The LSE offer is worth C$3.6 billion, including a cash dividend to TMX Group shareholders. A rival offer from a bank-led Canadian consortium comes in at around C$3.8 billion.
Shareholders, some still hoping for a sweetened bid, vote on the LSE offer on Thursday.
I will not decide how I will vote until these guys are finished their games, Richard Fogler, President, Kingwest & Company, and a TMX shareholder, said last week after the two suitors raised their bids in quickfire succession.
A Reuters poll last week found that six of 11 TMX investors backed the Maple bid, three supported the LSE offer and two were undecided.
Maple, whose 13 members own some 6 percent of TMX shares, stresses national pride, and the need to keep a crucial domestic asset in Canadian hands.
The LSE, billing its proposal as a merger of equals, promises to create a transatlantic exchange that would be a powerhouse of mining and energy listings. LSE would have 55 percent of the new company, and TMX shareholders 45 percent.
It's essentially a grab that's gone slightly wrong, and they (LSE) can't add dollars onto a bid, because of course, they started this as a merger of equals, said Michael Smedley, chief executive of Morgan Meighen & Associates.
He said that the TMX, which supports the LSE offer, could delay the June 30 vote at any moment if it realizes it can't win the requisite two-thirds support.
TMX's board reiterated over the weekend it unanimously recommends the LSE offer and will proceed with the vote.
Maple has offered C$50 a share in cash and stock, while the mostly-stock LSE offer is worth around C$49 a share, including a C$4 cash dividend to TMX shareholders. There's also a one-off payout to shareholders of the LSE.
Chris Damas, an independent analyst and shareholder, calls the LSE bid value a little fictitious since the LSE share price could fall if investors approve the deal.
When I see people just pack the C$4 dividend onto the exchange rate price, I get a little nervous, because I really don't think you can create C$4 of value just by borrowing, he said. What really counts now is cash.
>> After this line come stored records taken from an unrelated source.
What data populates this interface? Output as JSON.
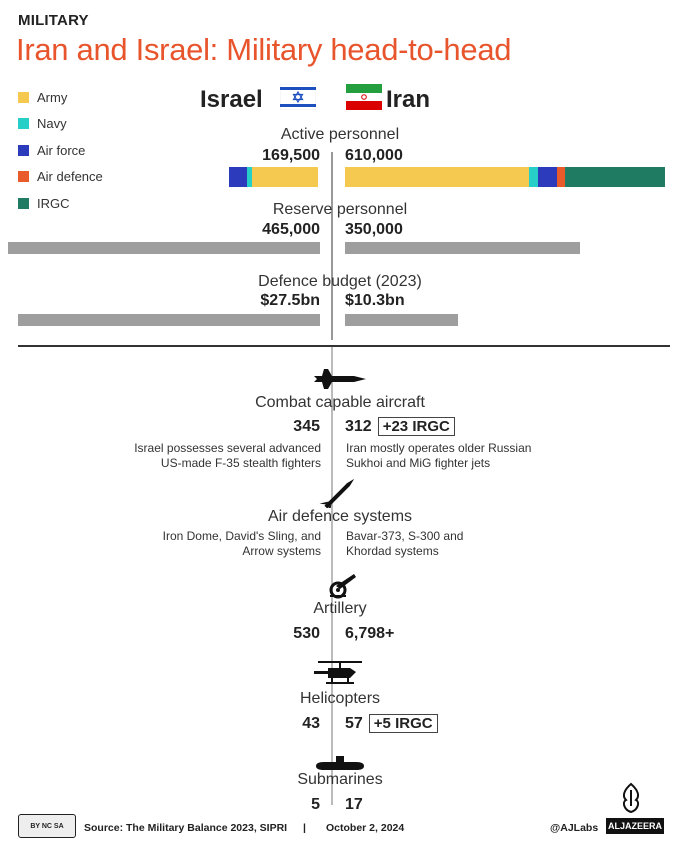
{
  "header": {
    "kicker": "MILITARY",
    "title": "Iran and Israel: Military head-to-head"
  },
  "countries": {
    "left": "Israel",
    "right": "Iran"
  },
  "legend": [
    {
      "label": "Army",
      "color": "#f5c94f"
    },
    {
      "label": "Navy",
      "color": "#26d0c9"
    },
    {
      "label": "Air force",
      "color": "#2b3bbb"
    },
    {
      "label": "Air defence",
      "color": "#ea5b2b"
    },
    {
      "label": "IRGC",
      "color": "#1f7b62"
    }
  ],
  "chart_data": [
    {
      "type": "bar",
      "title": "Active personnel",
      "categories": [
        "Israel",
        "Iran"
      ],
      "series": [
        {
          "name": "Army",
          "values": [
            126000,
            350000
          ]
        },
        {
          "name": "Navy",
          "values": [
            9500,
            18000
          ]
        },
        {
          "name": "Air force",
          "values": [
            34000,
            37000
          ]
        },
        {
          "name": "Air defence",
          "values": [
            0,
            15000
          ]
        },
        {
          "name": "IRGC",
          "values": [
            0,
            190000
          ]
        }
      ],
      "labels": [
        "169,500",
        "610,000"
      ]
    },
    {
      "type": "bar",
      "title": "Reserve personnel",
      "categories": [
        "Israel",
        "Iran"
      ],
      "values": [
        465000,
        350000
      ],
      "labels": [
        "465,000",
        "350,000"
      ]
    },
    {
      "type": "bar",
      "title": "Defence budget (2023)",
      "categories": [
        "Israel",
        "Iran"
      ],
      "values": [
        27.5,
        10.3
      ],
      "labels": [
        "$27.5bn",
        "$10.3bn"
      ]
    }
  ],
  "sections": {
    "aircraft": {
      "title": "Combat capable aircraft",
      "left": "345",
      "right": "312",
      "badge": "+23 IRGC",
      "note_left": [
        "Israel possesses several advanced",
        "US-made F-35 stealth fighters"
      ],
      "note_right": [
        "Iran mostly operates older Russian",
        "Sukhoi and MiG fighter jets"
      ]
    },
    "airdefence": {
      "title": "Air defence systems",
      "note_left": [
        "Iron Dome, David's Sling, and",
        "Arrow systems"
      ],
      "note_right": [
        "Bavar-373, S-300 and",
        "Khordad systems"
      ]
    },
    "artillery": {
      "title": "Artillery",
      "left": "530",
      "right": "6,798+"
    },
    "helicopters": {
      "title": "Helicopters",
      "left": "43",
      "right": "57",
      "badge": "+5 IRGC"
    },
    "submarines": {
      "title": "Submarines",
      "left": "5",
      "right": "17"
    }
  },
  "footer": {
    "source": "Source:  The Military Balance 2023, SIPRI",
    "separator": "|",
    "date": "October 2, 2024",
    "handle": "@AJLabs",
    "brand": "ALJAZEERA",
    "license": "BY NC SA"
  },
  "icons": [
    "fighter-jet-icon",
    "missile-icon",
    "artillery-icon",
    "helicopter-icon",
    "submarine-icon",
    "cc-license-icon",
    "aljazeera-logo-icon"
  ]
}
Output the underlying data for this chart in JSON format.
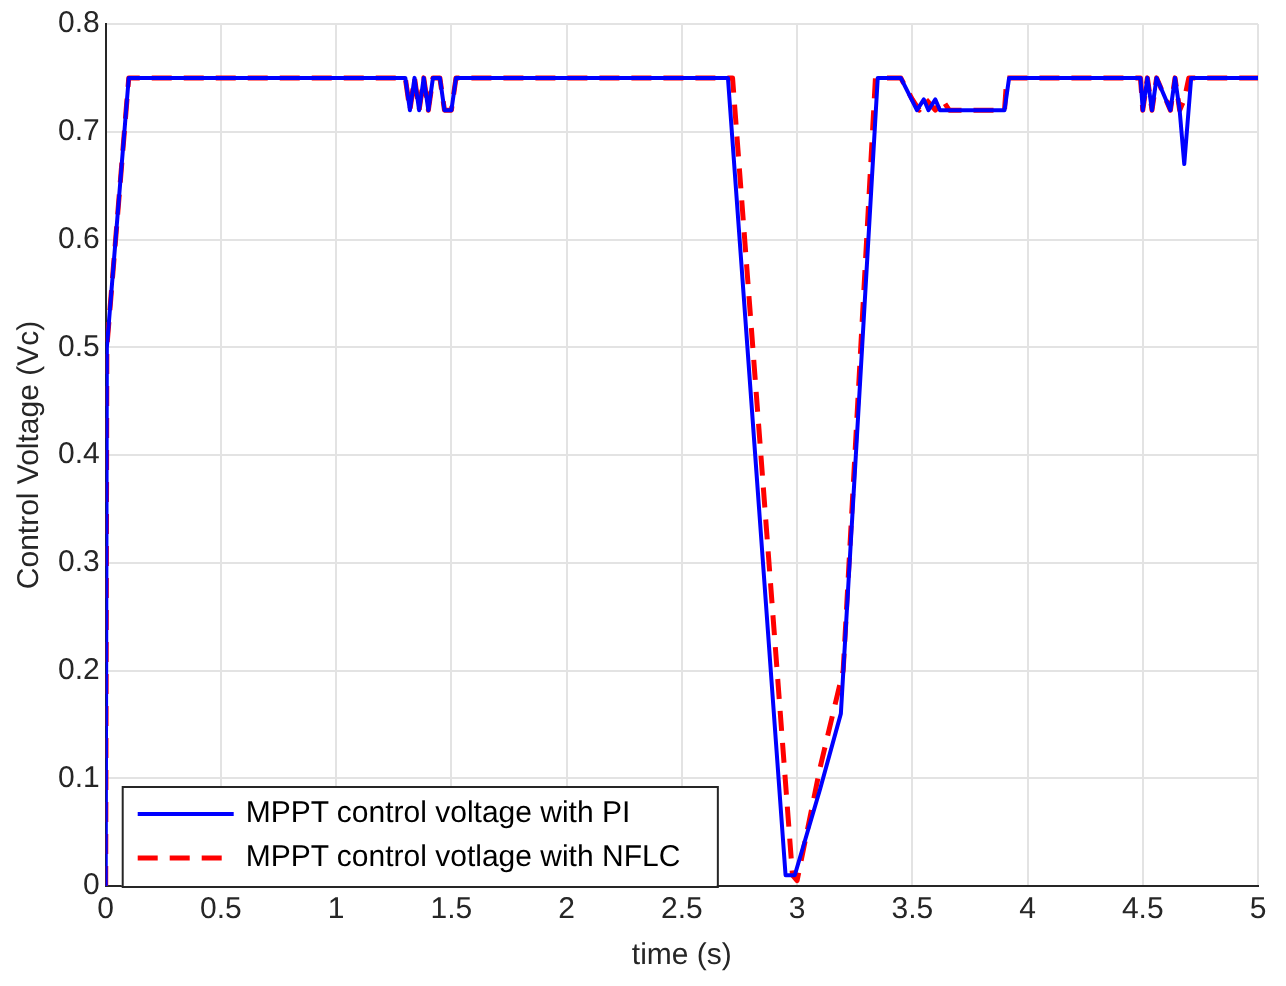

I don't think people are buying into the vision as much as they'd hoped.
Both bids would face regulatory hurdles.
The LSE proposal needs the green light from provincial regulators, and from Canada's federal government, which last year unexpectedly blocked a bid for fertilizer giant Potash Corp, arguing it would not be in Canada's best interests.
Maple's offer will face anti-trust concerns. The 13-member consortium wants to wrap in Alpha, Canada's biggest alternative trading platform. Including Alpha, which is owned by many of the consortium's partner firms, it would have control of more than 80 percent of the market by value. Maple also plans to integrate the bank-run securities clearing house CDS.
Thomas Caldwell, a shareholder and chairman of Caldwell Securities, said Thursday's vote will be close.
Caldwell said he opposes the Maple bid because Maple members are some of the exchange's biggest traders already, and exchange fees have a direct impact on their own profits.
The conflicts are huge, he said.
But Montreal billionaire Stephen Jarislowsky, a vocal corporate governance champion and shareholder-rights activist, said Maple's diversity of shareholders would help allay fears that the powerful new grouping might boost listing and transaction fees.
Ontario's finance minister, Quebec's premier and Canada's main opposition leader have said they don't want the TMX to fall into foreign hands.
Proxy advisory firms ISS and Glass Lewis last week advised TMX shareholders to vote for the LSE bid.